El proyecto de ley extiende el financiamiento del gobierno federal hasta el 30 de enero de 2026, aunque ciertos programas, como el Programa de Asistencia Nutricional Suplementaria (SNAP), quedan asegurados hasta septiembre de 2026. Esto significa que, aunque el cierre se termine pronto, no se ha resuelto completamente el presupuesto general del año ni los desacuerdos políticos que lo provocaron.

ENTONCES, ¿CUÁNDO TERMINARÍA EL CIERRE DEL GOBIERNO?
Si la Cámara aprueba rápidamente el proyecto y el presidente lo firma de inmediato, el gobierno podría reabrir esta misma semana. Los medios estiman que la votación podría realizarse “tan pronto como miércoles” en la Cámara. Sin embargo, incluso tras la aprobación, la reapertura total tardará días mientras los procesos administrativos se ponen al día.

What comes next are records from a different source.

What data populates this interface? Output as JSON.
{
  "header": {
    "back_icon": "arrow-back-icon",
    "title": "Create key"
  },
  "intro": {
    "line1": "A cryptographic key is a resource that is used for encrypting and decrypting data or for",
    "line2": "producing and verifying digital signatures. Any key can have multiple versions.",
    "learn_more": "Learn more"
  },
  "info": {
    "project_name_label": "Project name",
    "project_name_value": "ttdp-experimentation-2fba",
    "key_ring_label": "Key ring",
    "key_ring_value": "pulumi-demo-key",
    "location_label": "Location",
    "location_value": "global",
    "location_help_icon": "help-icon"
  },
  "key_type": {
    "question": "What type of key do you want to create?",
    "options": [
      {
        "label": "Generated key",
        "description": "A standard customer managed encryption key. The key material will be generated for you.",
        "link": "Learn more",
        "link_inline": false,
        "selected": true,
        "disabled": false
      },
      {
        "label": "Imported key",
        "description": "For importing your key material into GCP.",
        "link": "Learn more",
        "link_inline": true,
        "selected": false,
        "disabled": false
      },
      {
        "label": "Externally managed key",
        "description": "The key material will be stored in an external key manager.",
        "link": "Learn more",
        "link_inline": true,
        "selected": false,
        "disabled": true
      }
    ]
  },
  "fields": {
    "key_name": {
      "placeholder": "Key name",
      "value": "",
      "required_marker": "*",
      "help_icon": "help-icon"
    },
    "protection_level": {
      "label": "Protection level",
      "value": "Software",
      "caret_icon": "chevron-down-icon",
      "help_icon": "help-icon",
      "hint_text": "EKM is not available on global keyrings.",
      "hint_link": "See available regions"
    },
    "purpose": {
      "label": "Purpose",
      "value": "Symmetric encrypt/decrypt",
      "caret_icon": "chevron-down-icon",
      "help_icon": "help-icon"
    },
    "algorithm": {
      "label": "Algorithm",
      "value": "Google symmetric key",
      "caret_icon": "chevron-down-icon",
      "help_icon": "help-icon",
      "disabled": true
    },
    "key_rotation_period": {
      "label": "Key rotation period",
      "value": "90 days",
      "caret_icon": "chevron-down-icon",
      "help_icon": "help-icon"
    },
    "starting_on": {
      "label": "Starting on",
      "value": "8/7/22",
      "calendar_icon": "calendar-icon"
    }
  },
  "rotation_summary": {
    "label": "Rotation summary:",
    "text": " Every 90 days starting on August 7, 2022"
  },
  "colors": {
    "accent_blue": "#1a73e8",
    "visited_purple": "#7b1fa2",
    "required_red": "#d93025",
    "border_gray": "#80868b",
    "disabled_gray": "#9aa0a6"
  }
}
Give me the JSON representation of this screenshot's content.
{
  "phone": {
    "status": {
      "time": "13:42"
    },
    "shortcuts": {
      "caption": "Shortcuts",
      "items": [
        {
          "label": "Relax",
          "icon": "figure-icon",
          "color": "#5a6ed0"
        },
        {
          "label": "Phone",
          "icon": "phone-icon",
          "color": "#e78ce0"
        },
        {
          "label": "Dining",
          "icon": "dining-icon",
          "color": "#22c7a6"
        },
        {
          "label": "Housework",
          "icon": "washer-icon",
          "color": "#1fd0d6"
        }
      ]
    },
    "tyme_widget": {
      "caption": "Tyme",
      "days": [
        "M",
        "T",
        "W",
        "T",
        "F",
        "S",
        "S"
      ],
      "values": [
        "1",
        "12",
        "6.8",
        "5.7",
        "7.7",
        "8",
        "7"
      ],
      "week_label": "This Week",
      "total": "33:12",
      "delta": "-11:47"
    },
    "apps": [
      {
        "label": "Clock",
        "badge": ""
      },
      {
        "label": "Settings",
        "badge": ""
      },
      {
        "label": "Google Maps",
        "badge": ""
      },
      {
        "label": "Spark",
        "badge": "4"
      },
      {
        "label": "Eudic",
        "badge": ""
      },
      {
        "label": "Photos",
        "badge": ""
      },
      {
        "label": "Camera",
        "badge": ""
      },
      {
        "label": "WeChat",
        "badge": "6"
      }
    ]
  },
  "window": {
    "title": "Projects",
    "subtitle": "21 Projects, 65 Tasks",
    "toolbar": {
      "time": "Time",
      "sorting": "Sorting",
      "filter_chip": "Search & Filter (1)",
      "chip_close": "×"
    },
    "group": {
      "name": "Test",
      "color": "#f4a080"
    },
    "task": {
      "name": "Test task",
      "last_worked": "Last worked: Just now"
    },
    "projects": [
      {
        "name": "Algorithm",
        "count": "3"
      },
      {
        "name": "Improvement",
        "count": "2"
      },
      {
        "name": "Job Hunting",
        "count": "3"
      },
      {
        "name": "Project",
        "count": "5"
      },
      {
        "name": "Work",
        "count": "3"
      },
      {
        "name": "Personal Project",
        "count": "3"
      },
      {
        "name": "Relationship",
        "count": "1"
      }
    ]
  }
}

El motivo de este cierre toca fondo: el sistema presupuestario estadounidense requiere que ambas cámaras del Congreso aprueben un plan de gastos. En esta ocasión, los demócratas bloquearon múltiples proyectos porque no incluían la extensión de subsidios de atención médica (ACA) que expiraban a fin de año. Esa negociación sobre la salud complica la finalización total del cierre, aunque el financiamiento general ya se encamina al final.
LOS SERVICIOS AFECTADOS SON DIVERSOS
Mientras algunas operaciones como el transporte aéreo, el correo, los pagos de seguridad social y fuerzas del orden continúan, otros programas como ayuda alimentaria, control de enfermedades o permisos federales están en espera. El impacto económico ya se siente: analistas estiman que el crecimiento del país podría reducirse entre 0,1 y 0,2 puntos porcentuales por semana de cierre adicional, lo que equivale a miles de millones de dólares.
Aunque no hay una fecha exacta garantizada para el fin del cierre, todo indica que la reanudación del operativo del gobierno podría comenzar esta semana si la Cámara y el presidente actúan rápidamente. Pero el acuerdo actual es temporal y sólo aplaza el verdadero cierre presupuestario al 30 de enero de 2026, lo que significa que el conflicto político detrás del cierre aún no se ha resuelto por completo.